Ada beberapa persoalan yang tidak dilarang dengan nash khusus dan ada pula yang tidak diperintahkan dengan nash khusus. Karena persoalan2 tadi belum ada pada masa turunnya Al Qu‘ran dan munculnya hadist Nabi yang ma’shum. Bila ada persoalan yang belum jelas dilarang atau diperintahkan dalil syar’i, tapi bila persoalan ini mengandung bahaya, mengganggu kesehatan untuk dirinya dan orang lain dan penghamburan harta maka persoalan2 tadi tetap dilarang.
Sedikit atau banyak tampak bahayanya dan tidak, maka apa yang dilarang oleh syariat dengan nash (ayat atau hadist) hukumnya haram, sedangkan apa yang dilarang karena sebab-sebab (bukan oleh dalil yang jelas), tetapi karena adanya bahaya dan keburukan, pelarangannya dilakukan secara bertingkat.

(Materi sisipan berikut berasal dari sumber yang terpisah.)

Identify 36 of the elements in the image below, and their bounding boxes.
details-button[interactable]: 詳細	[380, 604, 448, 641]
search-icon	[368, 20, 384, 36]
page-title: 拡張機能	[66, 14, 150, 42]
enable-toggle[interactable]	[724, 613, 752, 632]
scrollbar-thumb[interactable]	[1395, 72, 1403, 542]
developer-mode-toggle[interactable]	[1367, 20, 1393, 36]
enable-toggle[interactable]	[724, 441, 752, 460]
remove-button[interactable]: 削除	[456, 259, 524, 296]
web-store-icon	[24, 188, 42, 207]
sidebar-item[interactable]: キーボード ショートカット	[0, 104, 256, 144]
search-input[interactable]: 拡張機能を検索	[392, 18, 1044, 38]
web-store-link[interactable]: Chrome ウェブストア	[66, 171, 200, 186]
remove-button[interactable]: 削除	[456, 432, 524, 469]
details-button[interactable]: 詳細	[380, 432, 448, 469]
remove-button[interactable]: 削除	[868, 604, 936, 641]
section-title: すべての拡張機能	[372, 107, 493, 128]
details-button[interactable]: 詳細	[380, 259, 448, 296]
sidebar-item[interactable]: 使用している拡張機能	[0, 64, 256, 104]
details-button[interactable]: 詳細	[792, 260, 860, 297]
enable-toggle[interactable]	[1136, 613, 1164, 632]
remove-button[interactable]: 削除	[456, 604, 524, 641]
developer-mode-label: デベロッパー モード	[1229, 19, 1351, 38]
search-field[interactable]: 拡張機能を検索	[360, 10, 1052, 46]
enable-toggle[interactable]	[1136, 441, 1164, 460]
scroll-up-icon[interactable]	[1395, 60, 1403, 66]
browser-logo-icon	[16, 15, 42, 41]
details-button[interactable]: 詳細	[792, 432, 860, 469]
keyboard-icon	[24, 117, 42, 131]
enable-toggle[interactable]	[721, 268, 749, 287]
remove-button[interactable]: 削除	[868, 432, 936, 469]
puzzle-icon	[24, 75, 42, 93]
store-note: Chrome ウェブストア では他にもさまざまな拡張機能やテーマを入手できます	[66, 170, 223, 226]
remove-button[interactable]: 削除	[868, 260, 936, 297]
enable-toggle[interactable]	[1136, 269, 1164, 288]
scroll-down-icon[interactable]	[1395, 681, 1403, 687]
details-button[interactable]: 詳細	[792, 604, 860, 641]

Jika itu bukan perbuatan baik dan banyak keburukan, ia lebih mendekati haram. Jika mengandung bahaya besar, haram hukumnya. Kalau ada yang menyatakan merokok hukumnya makruh. Alasan karena tidak ada nash dalam Al Qur‘an dan hadist yang mengharamkannya secara eksplisit, juga rokok dimakruhkan karena dianalogikan dengan bawang, jengkol, petai, dan makanan2 berbau, alasan ini lemah.
Menganalogikan rokok dengan bawang adalah analogi yang tidak tepat atau qiyas ma’al fariq. Bawang dimakruhkan karena ia mengandung bau, namun dari sisi lain ternyata bawang tidak membahayakan sama sekali, bahkan sangat bermanfaat untuk kesehatan.
Sedangkan rokok di samping bau, tetapi sama sekali tidak memberikan manfaat kecuali mendatangkan kerugian bagi si perokok dan orang lain yang menghirup asapnya sebagai perokok pasif. Rasanya semua sepakat bahwa racun tikus atau racun serangga haram hukumnya untuk diminum, padahal secara eksplisit tidak ada satupun nash yang mengharamkannya.
Kalau persoalan rokok juga tidak ditemukan nash dalilnya karena dulu persoalan ini belum dikenal namun sekarang kondisinya berbeda. Kita sebagai manusia yang telah diberikan akal oleh Allah Swt, harus mampu memikirkannya, apakah rokok sebagai sumber penyakit dan pemborosan itu lebih besar manfaatnya atau lebih besar mudaratnya.
Menurut DR. Yusuf al-Qardhawi, karena tidak ada ketentuan hukum dari fukaha-fukaha mujtahidin, tidak pula dari ulama2 setelah mereka yang ahli takhrij dan tarjih dalam mazahib, serta tidak adanya pengenalan yang sempurna terhadap esensi dan konsekuensi yang ditimbulkan berdasar kajian ilmiah yang orisinal dalam hal merokok, maka para fukaha menjadi berbeda dalam pandangannya.
Namun, dengan berkembangnya ilmu pengetahuan di bidang kesehatan, sosial, etika, kesopanan dan ketakziman, maka mayoritas ahli fiqih menyatakan bahwa rokok itu haram. Dalam buku terjemahan yang berjudul: „Bimbingan Islam untuk Pribadi dan Masyarakat.“
Karangan Syekh Muhammad bin Jamil Zainu, dosen Daarul Hadist al-Khairiyyah Makkah al-Mukarramah Arab Saudi, disebutkan sebagian besar ahli fiqih menyatakan rokok itu haram, sedangkan yang belum menyatakan haram disebabkan oleh pengetahuan mereka masih dangkal tentang bahayanya merokok.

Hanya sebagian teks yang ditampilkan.